The Streetlight Effect: Reappraising the Study of Addiction in Light of the Findings of Genome-wide Association Studies. Hall F.S. · Chen Y. · Resendiz-Gutierrez F. Brain, Behavior and Evolution, . https://doi.org/10.1159/000516169
Rolf Degen's take: https://twitter.com/DegenRolf/status/1381911439565283336
Abstract: Drug dependence has long been thought to have a genetic component. Research seeking to identify the genetic basis of addiction has gone through important transitions over its history, in part based upon the emergence of new technologies, but also as the result of changing perspectives. Early research approaches were largely dictated by available technology, with technological advancements having highly transformative effects on genetic research, but the limitations of technology also affected modes of thinking about the genetic causes of disease. This review explores these transitions in thinking about the genetic causes of addiction in terms of the “streetlight effect,” which is a type of observational bias whereby people search for something only where it is easiest to search. In this way, the genes that were initially studied in the field of addiction genetics were chosen because they were the most “obvious,” and formed current understanding of the biological mechanisms underlying the actions of drugs of abuse and drug dependence. The problem with this emphasis is that prior to the genomic era the vast majority of genes and proteins had yet to be identified, much less studied. This review considers how these initial choices, as well as subsequent choices that were also driven by technological limitations, shaped the study of the genetic basis of drug dependence. While genome-wide approaches overcame the initial biases regarding which genes to choose to study inherent in candidate gene studies and other approaches, genome-wide approaches necessitated other assumptions. These included additive genetic causation and limited allelic heterogeneity, which both appear to be incorrect. Thus, the next stage of advancement in this field must overcome these shortcomings through approaches that allow the examination of complex interactive effects, both gene × gene and gene × environment interactions. Techniques for these sorts of studies have recently been developed and represent the next step in our understanding of the genetic basis of drug dependence.

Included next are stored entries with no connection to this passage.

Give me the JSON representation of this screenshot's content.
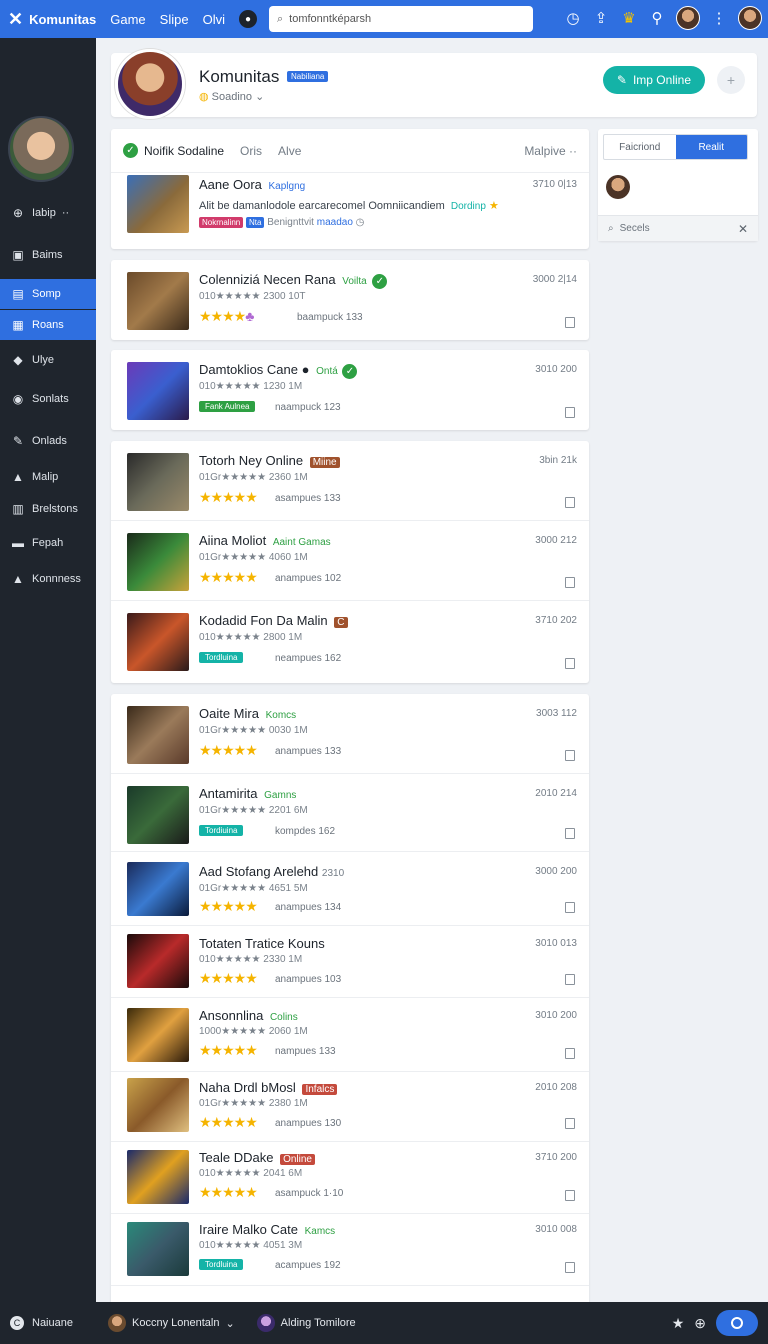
{
  "topbar": {
    "logo": "✕",
    "brand": "Komunitas",
    "nav": [
      "Game",
      "Slipe",
      "Olvi"
    ],
    "search_placeholder": "tomfonntképarsh",
    "icons": [
      "clock-icon",
      "upload-icon",
      "trophy-icon",
      "cart-icon",
      "more-icon"
    ]
  },
  "sidebar": {
    "items": [
      {
        "label": "Iabip",
        "icon": "⊕",
        "suffix": "··"
      },
      {
        "label": "Baims",
        "icon": "▣"
      },
      {
        "label": "Somp",
        "icon": "▤",
        "active": true
      },
      {
        "label": "Roans",
        "icon": "▦",
        "active": true
      },
      {
        "label": "Ulye",
        "icon": "◆"
      },
      {
        "label": "Sonlats",
        "icon": "◉"
      },
      {
        "label": "Onlads",
        "icon": "✎"
      },
      {
        "label": "Malip",
        "icon": "▲"
      },
      {
        "label": "Brelstons",
        "icon": "▥"
      },
      {
        "label": "Fepah",
        "icon": "▬"
      },
      {
        "label": "Konnness",
        "icon": "▲"
      }
    ]
  },
  "header": {
    "title": "Komunitas",
    "badge": "Nabiliana",
    "subtitle": "Soadino",
    "online_button": "Imp Online",
    "add_icon": "+"
  },
  "feed_head": {
    "title": "Noifik Sodaline",
    "tabs": [
      "Oris",
      "Alve"
    ],
    "right": "Malpive"
  },
  "first_post": {
    "title": "Aane Oora",
    "tag": "Kaplgng",
    "body": "Alit be damanlodole earcarecomel Oomniicandiem",
    "body_tag": "Dordinp",
    "chips": [
      "Nokrnalinn",
      "Nta"
    ],
    "chip_sub": "Benignttvit",
    "chip_link": "maadao",
    "num": "3710   0|13"
  },
  "rows": [
    {
      "title": "Colenniziá Necen Rana",
      "tag": "Voilta",
      "tag_style": "g",
      "meta": "010★★★★★ 2300 10T",
      "badge": "",
      "sub": "baampuck 133",
      "num": "3000   2|14",
      "group": 1
    },
    {
      "title": "Damtoklios Cane",
      "tag": "Ontá",
      "tag_style": "g",
      "meta": "010★★★★★ 1230 1M",
      "badge": "Fank Aulnea",
      "badge_style": "green",
      "sub": "naampuck 123",
      "num": "3010   200",
      "group": 2
    },
    {
      "title": "Totorh Ney Online",
      "tag": "Miine",
      "tag_style": "boxb",
      "meta": "01Gr★★★★★ 2360 1M",
      "badge": "",
      "sub": "asampues 133",
      "num": "3bin   21k",
      "group": 3
    },
    {
      "title": "Aiina Moliot",
      "tag": "Aaint Gamas",
      "tag_style": "g",
      "meta": "01Gr★★★★★ 4060 1M",
      "badge": "",
      "sub": "anampues 102",
      "num": "3000   212",
      "group": 3
    },
    {
      "title": "Kodadid Fon Da Malin",
      "tag": "C",
      "tag_style": "boxb",
      "meta": "010★★★★★ 2800 1M",
      "badge": "Tordluina",
      "badge_style": "teal",
      "sub": "neampues 162",
      "num": "3710   202",
      "group": 3
    },
    {
      "title": "Oaite Mira",
      "tag": "Komcs",
      "tag_style": "g",
      "meta": "01Gr★★★★★ 0030 1M",
      "badge": "",
      "sub": "anampues 133",
      "num": "3003   112",
      "group": 4
    },
    {
      "title": "Antamirita",
      "tag": "Gamns",
      "tag_style": "g",
      "meta": "01Gr★★★★★ 2201 6M",
      "badge": "Tordiuina",
      "badge_style": "teal",
      "sub": "kompdes 162",
      "num": "2010   214",
      "group": 4
    },
    {
      "title": "Aad Stofang Arelehd",
      "tag": "2310",
      "tag_style": "n",
      "meta": "01Gr★★★★★ 4651 5M",
      "badge": "",
      "sub": "anampues 134",
      "num": "3000   200",
      "group": 4
    },
    {
      "title": "Totaten Tratice Kouns",
      "tag": "",
      "tag_style": "n",
      "meta": "010★★★★★ 2330 1M",
      "badge": "",
      "sub": "anampues 103",
      "num": "3010   013",
      "group": 4
    },
    {
      "title": "Ansonnlina",
      "tag": "Colins",
      "tag_style": "g",
      "meta": "1000★★★★★ 2060 1M",
      "badge": "",
      "sub": "nampues 133",
      "num": "3010   200",
      "group": 4
    },
    {
      "title": "Naha Drdl bMosl",
      "tag": "Infalcs",
      "tag_style": "box",
      "meta": "01Gr★★★★★ 2380 1M",
      "badge": "",
      "sub": "anampues 130",
      "num": "2010   208",
      "group": 4
    },
    {
      "title": "Teale DDake",
      "tag": "Online",
      "tag_style": "box",
      "meta": "010★★★★★ 2041 6M",
      "badge": "",
      "sub": "asampuck 1·10",
      "num": "3710   200",
      "group": 4
    },
    {
      "title": "Iraire Malko Cate",
      "tag": "Kamcs",
      "tag_style": "g",
      "meta": "010★★★★★ 4051 3M",
      "badge": "Tordluina",
      "badge_style": "teal",
      "sub": "acampues 192",
      "num": "3010   008",
      "group": 4
    }
  ],
  "right_panel": {
    "tabs": [
      "Faicriond",
      "Realit"
    ],
    "search_placeholder": "Secels"
  },
  "bottombar": {
    "left": "Naiuane",
    "user": "Koccny Lonentaln",
    "right_user": "Alding Tomilore"
  }
}
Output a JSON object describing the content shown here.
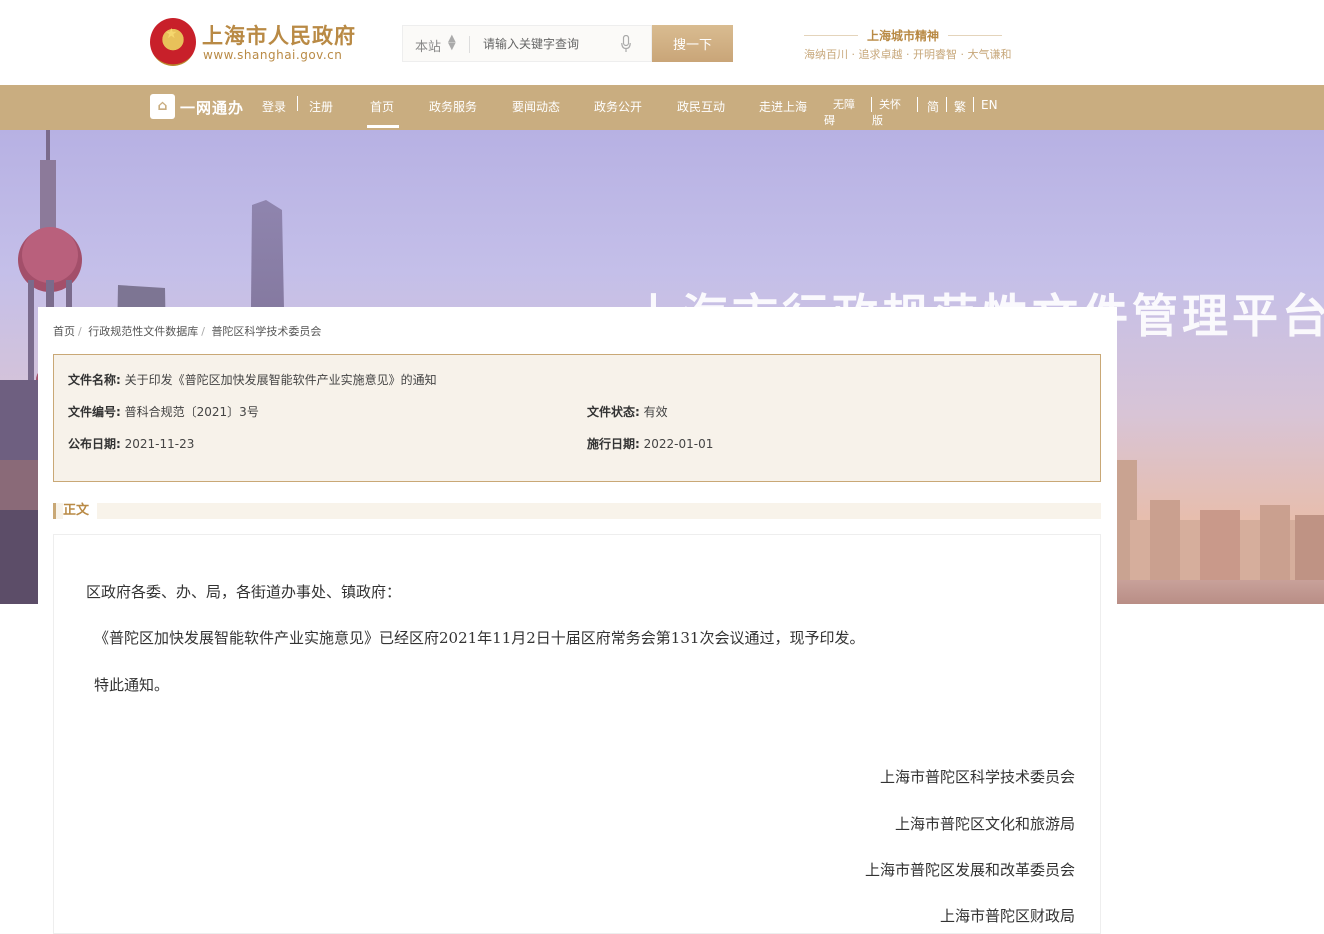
{
  "header": {
    "logo_title": "上海市人民政府",
    "logo_url": "www.shanghai.gov.cn",
    "search": {
      "scope": "本站",
      "placeholder": "请输入关键字查询",
      "button_label": "搜一下"
    },
    "spirit": {
      "title": "上海城市精神",
      "subtitle": "海纳百川 · 追求卓越 · 开明睿智 · 大气谦和"
    }
  },
  "nav": {
    "ywtb": "一网通办",
    "login": "登录",
    "register": "注册",
    "items": [
      "首页",
      "政务服务",
      "要闻动态",
      "政务公开",
      "政民互动",
      "走进上海"
    ],
    "accessibility_1": "无障",
    "accessibility_2": "碍",
    "care_1": "关怀",
    "care_2": "版",
    "simplified": "简",
    "traditional": "繁",
    "english": "EN"
  },
  "banner": {
    "title": "上海市行政规范性文件管理平台"
  },
  "breadcrumb": [
    "首页",
    "行政规范性文件数据库",
    "普陀区科学技术委员会"
  ],
  "meta": {
    "name_label": "文件名称:",
    "name_value": "关于印发《普陀区加快发展智能软件产业实施意见》的通知",
    "number_label": "文件编号:",
    "number_value": "普科合规范〔2021〕3号",
    "status_label": "文件状态:",
    "status_value": "有效",
    "publish_label": "公布日期:",
    "publish_value": "2021-11-23",
    "effective_label": "施行日期:",
    "effective_value": "2022-01-01"
  },
  "section": {
    "label": "正文"
  },
  "body": {
    "salutation": "区政府各委、办、局，各街道办事处、镇政府：",
    "paragraph": "《普陀区加快发展智能软件产业实施意见》已经区府2021年11月2日十届区府常务会第131次会议通过，现予印发。",
    "notice": "特此通知。",
    "signatures": [
      "上海市普陀区科学技术委员会",
      "上海市普陀区文化和旅游局",
      "上海市普陀区发展和改革委员会",
      "上海市普陀区财政局"
    ]
  },
  "colors": {
    "accent": "#c9ad80",
    "gold_text": "#b98a45"
  }
}
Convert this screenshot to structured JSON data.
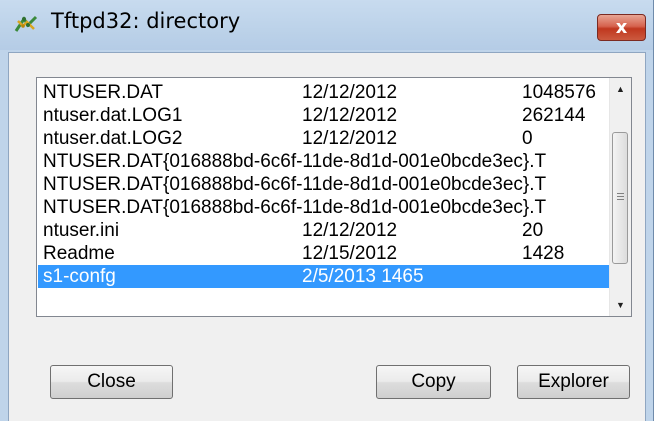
{
  "window": {
    "title": "Tftpd32: directory",
    "close_glyph": "x"
  },
  "files": [
    {
      "name": "NTUSER.DAT",
      "date": "12/12/2012",
      "size": "1048576"
    },
    {
      "name": "ntuser.dat.LOG1",
      "date": "12/12/2012",
      "size": "262144"
    },
    {
      "name": "ntuser.dat.LOG2",
      "date": "12/12/2012",
      "size": "0"
    },
    {
      "name": "NTUSER.DAT{016888bd-6c6f-11de-8d1d-001e0bcde3ec}.T",
      "date": "",
      "size": ""
    },
    {
      "name": "NTUSER.DAT{016888bd-6c6f-11de-8d1d-001e0bcde3ec}.T",
      "date": "",
      "size": ""
    },
    {
      "name": "NTUSER.DAT{016888bd-6c6f-11de-8d1d-001e0bcde3ec}.T",
      "date": "",
      "size": ""
    },
    {
      "name": "ntuser.ini",
      "date": "12/12/2012",
      "size": "20"
    },
    {
      "name": "Readme",
      "date": "12/15/2012",
      "size": "1428"
    },
    {
      "name": "s1-confg",
      "date": "2/5/2013  1465",
      "size": "",
      "selected": true
    }
  ],
  "buttons": {
    "close": "Close",
    "copy": "Copy",
    "explorer": "Explorer"
  },
  "icons": {
    "app": "tftpd32-app-icon",
    "scroll_up": "scroll-up-arrow-icon",
    "scroll_down": "scroll-down-arrow-icon"
  },
  "colors": {
    "selection": "#3399ff",
    "close_button": "#c84a30",
    "titlebar": "#bfd4ea"
  }
}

Keywords: Drug dependenceCandidate gene studiesGenome-wide association studies
Moving Forward in the Post-GWAS Era
This review has considered several important transitions in approaches to studying the genetic basis of addiction. In particular, this review has used the streetlight analogy to illustrate how initial attempts to understand addiction were biased by our choice of gene targets to study. GWAS overcame this initial bias but came with a separate set of problems. GWAS moved the field forward in many ways, but to continue to move the field forward it will be necessary to once again step back and consider what preconceptions continue to limit progress. One of the core assumptions that was necessary for GWAS was that the genetic effects are additive. A deeper understanding of the genetic basis of addiction will require considering gene × gene and gene × environment interactions and developing methods for doing so. Recent analytical and technical advancements are beginning to allow us to look not just at highly interactive genetic effects [Joubert et al., 2018, 2019], but also at multiple “omic” levels simultaneously [Weighill et al., 2019]. These multiple omic levels include the genome, the epigenome, the transcriptome, and the proteome, among others. Some of the inconsistency in genetic findings from candidate gene and GWAS approaches probably results not only from allelic heterogeneity, but also from the fact that the genetic “signal” is obscured by a heterogeneous set of complex genetic and environmental interactions that should be observable in alterations at other levels, including the epigenome and transcriptome. Moreover, it has become clear that many of the underlying mechanisms mediating drug dependence liability involve changes in gene expression that are highly tissue and cell specific [Gallagher and Chen-Plotkin, 2018]. This of course means that a single transcriptome analysis will not provide a full explanation of the underlying mechanisms. In the coming years newer approaches to the study of drug dependence, and other complex diseases, will be able to specify the genetic contributions to addiction that have been missed so far by examining gene × gene and gene × environment interactions, and how they affect multiple functional levels in a cell type- and tissue-specific manner. This will allow a much clearer view of the etiology and biology of addiction, as well as identifying more critical points that can be used in the developing addiction therapeutics.